Ramon is head of RWE data and analytics. He works to turn the output of analytics models into business actions and ensure the best practice sharing of innovative techniques and projects.
At Sanofi how do you use Real World Data to complement evidence coming from clinical trials?
We are using RWD to inform randomised clinical trial (RCT) decisions related to patient subgroups and outcomes selection. Patient subpopulations gives us a deeper understanding of the sub-goups of a disease state and therefore, a population sample where you can better predict the evolution of the disease and treatment outcome.
Now in drug development, we are seeing RWD being used to replicate traditional patient randomisation in RCTs. In addition to reducing the number of patients required for clinical trials, the use of synthetic arms should make recruitment easier as patients have no fear of being placed on the placebo.
What are the limitations of using simulated clinical trials?

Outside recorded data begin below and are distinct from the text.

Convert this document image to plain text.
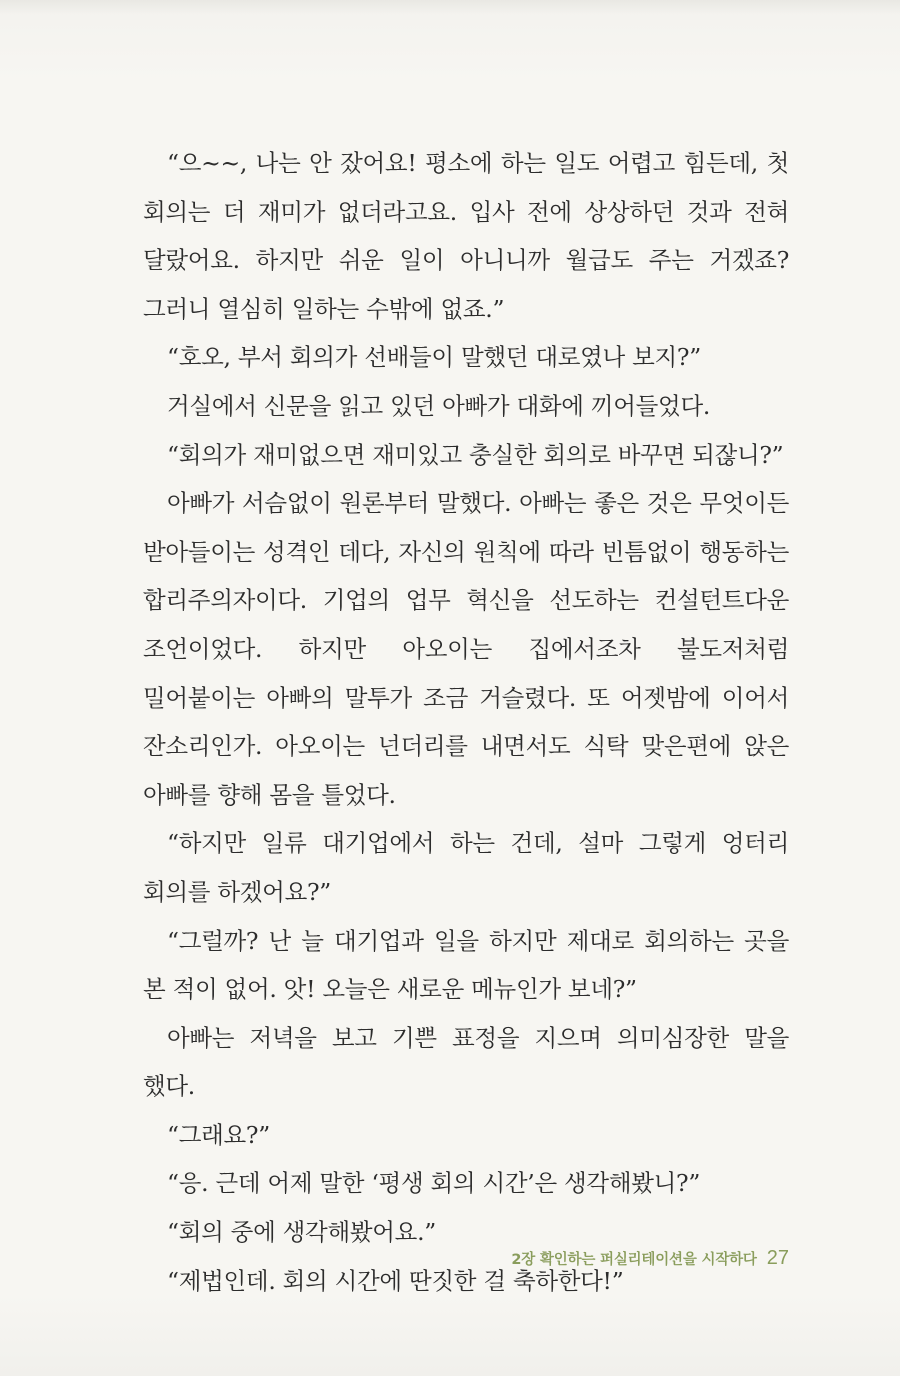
“으~~, 나는 안 잤어요! 평소에 하는 일도 어렵고 힘든데, 첫 회의는 더 재미가 없더라고요. 입사 전에 상상하던 것과 전혀 달랐어요. 하지만 쉬운 일이 아니니까 월급도 주는 거겠죠? 그러니 열심히 일하는 수밖에 없죠.”

“호오, 부서 회의가 선배들이 말했던 대로였나 보지?”

거실에서 신문을 읽고 있던 아빠가 대화에 끼어들었다.

“회의가 재미없으면 재미있고 충실한 회의로 바꾸면 되잖니?”

아빠가 서슴없이 원론부터 말했다. 아빠는 좋은 것은 무엇이든 받아들이는 성격인 데다, 자신의 원칙에 따라 빈틈없이 행동하는 합리주의자이다. 기업의 업무 혁신을 선도하는 컨설턴트다운 조언이었다. 하지만 아오이는 집에서조차 불도저처럼 밀어붙이는 아빠의 말투가 조금 거슬렸다. 또 어젯밤에 이어서 잔소리인가. 아오이는 넌더리를 내면서도 식탁 맞은편에 앉은 아빠를 향해 몸을 틀었다.

“하지만 일류 대기업에서 하는 건데, 설마 그렇게 엉터리 회의를 하겠어요?”

“그럴까? 난 늘 대기업과 일을 하지만 제대로 회의하는 곳을 본 적이 없어. 앗! 오늘은 새로운 메뉴인가 보네?”

아빠는 저녁을 보고 기쁜 표정을 지으며 의미심장한 말을 했다.

“그래요?”

“응. 근데 어제 말한 ‘평생 회의 시간’은 생각해봤니?”

“회의 중에 생각해봤어요.”

“제법인데. 회의 시간에 딴짓한 걸 축하한다!”

2장 확인하는 퍼실리테이션을 시작하다 27
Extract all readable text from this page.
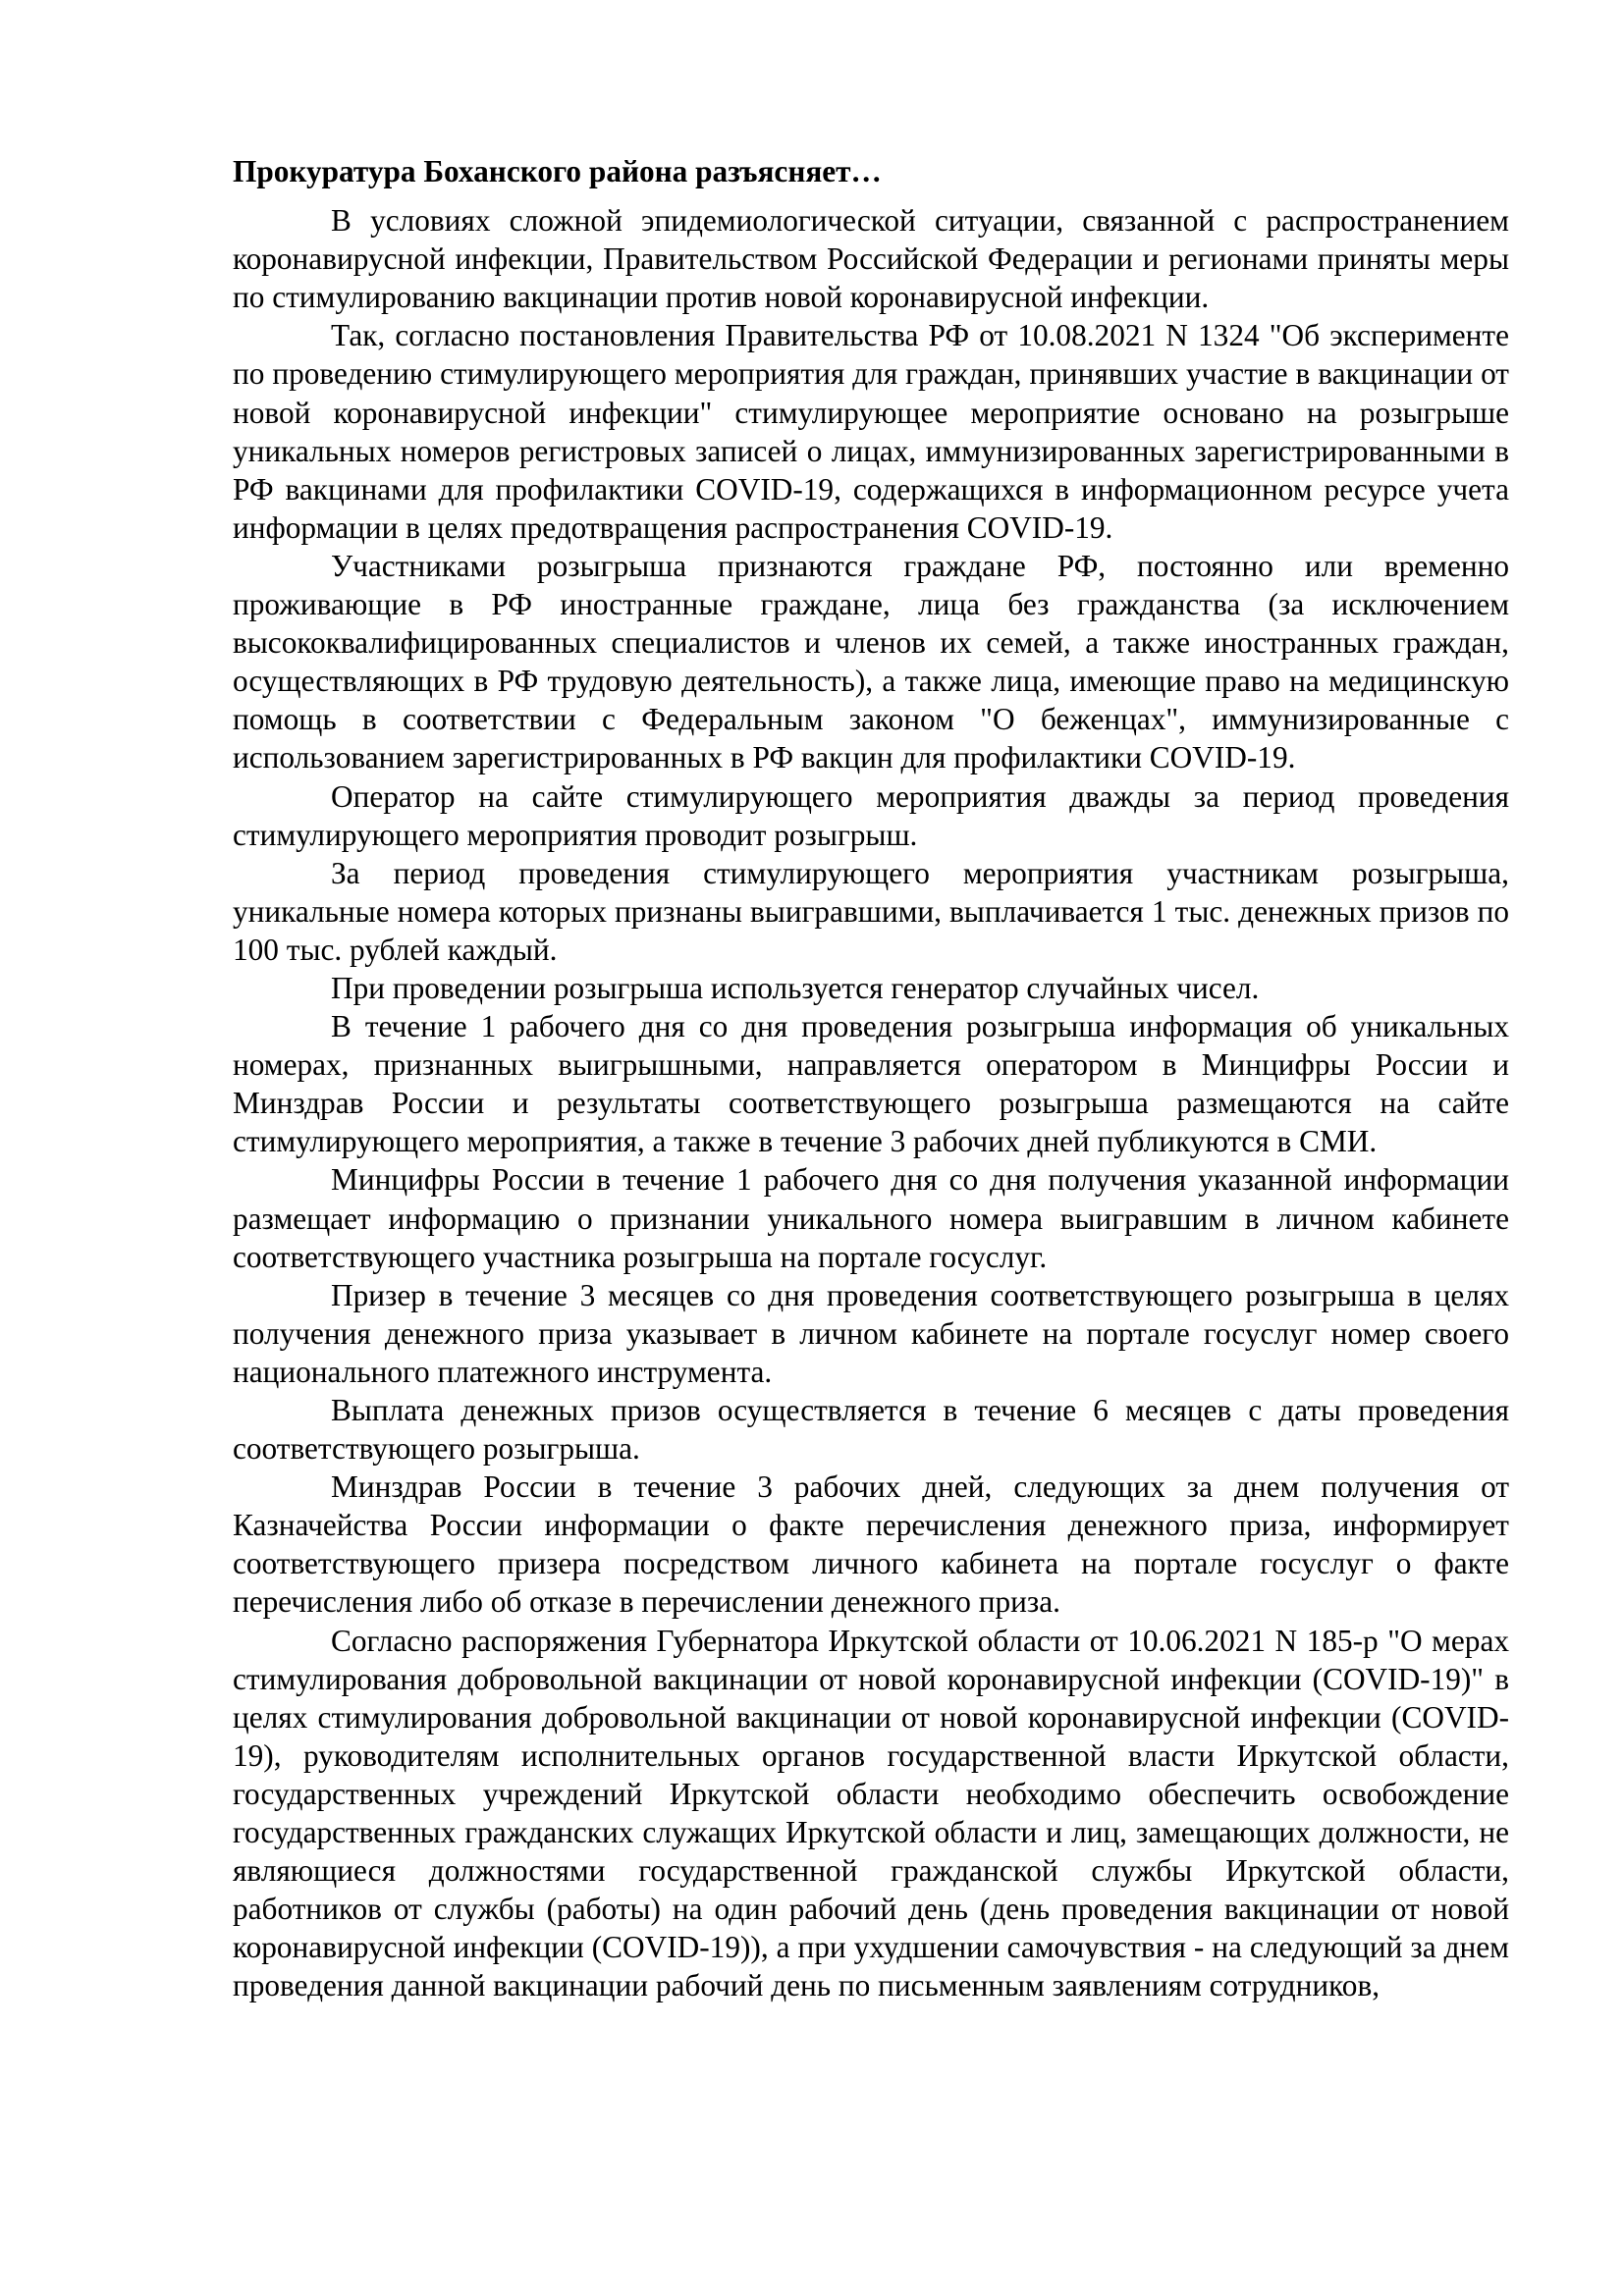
Прокуратура Боханского района разъясняет…

В условиях сложной эпидемиологической ситуации, связанной с распространением коронавирусной инфекции, Правительством Российской Федерации и регионами приняты меры по стимулированию вакцинации против новой коронавирусной инфекции.

Так, согласно постановления Правительства РФ от 10.08.2021 N 1324 "Об эксперименте по проведению стимулирующего мероприятия для граждан, принявших участие в вакцинации от новой коронавирусной инфекции" стимулирующее мероприятие основано на розыгрыше уникальных номеров регистровых записей о лицах, иммунизированных зарегистрированными в РФ вакцинами для профилактики COVID-19, содержащихся в информационном ресурсе учета информации в целях предотвращения распространения COVID-19.

Участниками розыгрыша признаются граждане РФ, постоянно или временно проживающие в РФ иностранные граждане, лица без гражданства (за исключением высококвалифицированных специалистов и членов их семей, а также иностранных граждан, осуществляющих в РФ трудовую деятельность), а также лица, имеющие право на медицинскую помощь в соответствии с Федеральным законом "О беженцах", иммунизированные с использованием зарегистрированных в РФ вакцин для профилактики COVID-19.

Оператор на сайте стимулирующего мероприятия дважды за период проведения стимулирующего мероприятия проводит розыгрыш.

За период проведения стимулирующего мероприятия участникам розыгрыша, уникальные номера которых признаны выигравшими, выплачивается 1 тыс. денежных призов по 100 тыс. рублей каждый.

При проведении розыгрыша используется генератор случайных чисел.

В течение 1 рабочего дня со дня проведения розыгрыша информация об уникальных номерах, признанных выигрышными, направляется оператором в Минцифры России и Минздрав России и результаты соответствующего розыгрыша размещаются на сайте стимулирующего мероприятия, а также в течение 3 рабочих дней публикуются в СМИ.

Минцифры России в течение 1 рабочего дня со дня получения указанной информации размещает информацию о признании уникального номера выигравшим в личном кабинете соответствующего участника розыгрыша на портале госуслуг.

Призер в течение 3 месяцев со дня проведения соответствующего розыгрыша в целях получения денежного приза указывает в личном кабинете на портале госуслуг номер своего национального платежного инструмента.

Выплата денежных призов осуществляется в течение 6 месяцев с даты проведения соответствующего розыгрыша.

Минздрав России в течение 3 рабочих дней, следующих за днем получения от Казначейства России информации о факте перечисления денежного приза, информирует соответствующего призера посредством личного кабинета на портале госуслуг о факте перечисления либо об отказе в перечислении денежного приза.

Согласно распоряжения Губернатора Иркутской области от 10.06.2021 N 185-р "О мерах стимулирования добровольной вакцинации от новой коронавирусной инфекции (COVID-19)" в целях стимулирования добровольной вакцинации от новой коронавирусной инфекции (COVID-19), руководителям исполнительных органов государственной власти Иркутской области, государственных учреждений Иркутской области необходимо обеспечить освобождение государственных гражданских служащих Иркутской области и лиц, замещающих должности, не являющиеся должностями государственной гражданской службы Иркутской области, работников от службы (работы) на один рабочий день (день проведения вакцинации от новой коронавирусной инфекции (COVID-19)), а при ухудшении самочувствия - на следующий за днем проведения данной вакцинации рабочий день по письменным заявлениям сотрудников,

Principally, if you are using RWD for submission i.e. as a synthetic control arm, the access to data and the quality of the data will be a major roadblock. Whereas, if you’re using that data only to inform, or enhance, clinical trials you are not subject to those additional regulatory concerns.
In terms of innovation for collecting RWD do you see anything on the horizon that might supersede the current technologies such as wearables and apps?
These technologies have quickly become invaluable in informing trial design in the short and longer-term. I can only predict that we will have even more in the future to collect data in a continuous way and dramatically influence future clinical development.
How do you ensure true implentation of RWD at Sanofi?
We believe that using RWD to better understand patients subpopulations can produce efficiencies in RCT development. This is expected with patients having a greater efficacy to the therapy and so endpoints can be achieved earlier but it needs to be proven in practice.
But to truly extract maximum value we must work with every single team and product, ensuring that they genuinely appreciate RWD as a source of evidence. But they, at the very least, must consider RWD as a source of evidence at every stage so that it is embedded into the clinical development plan.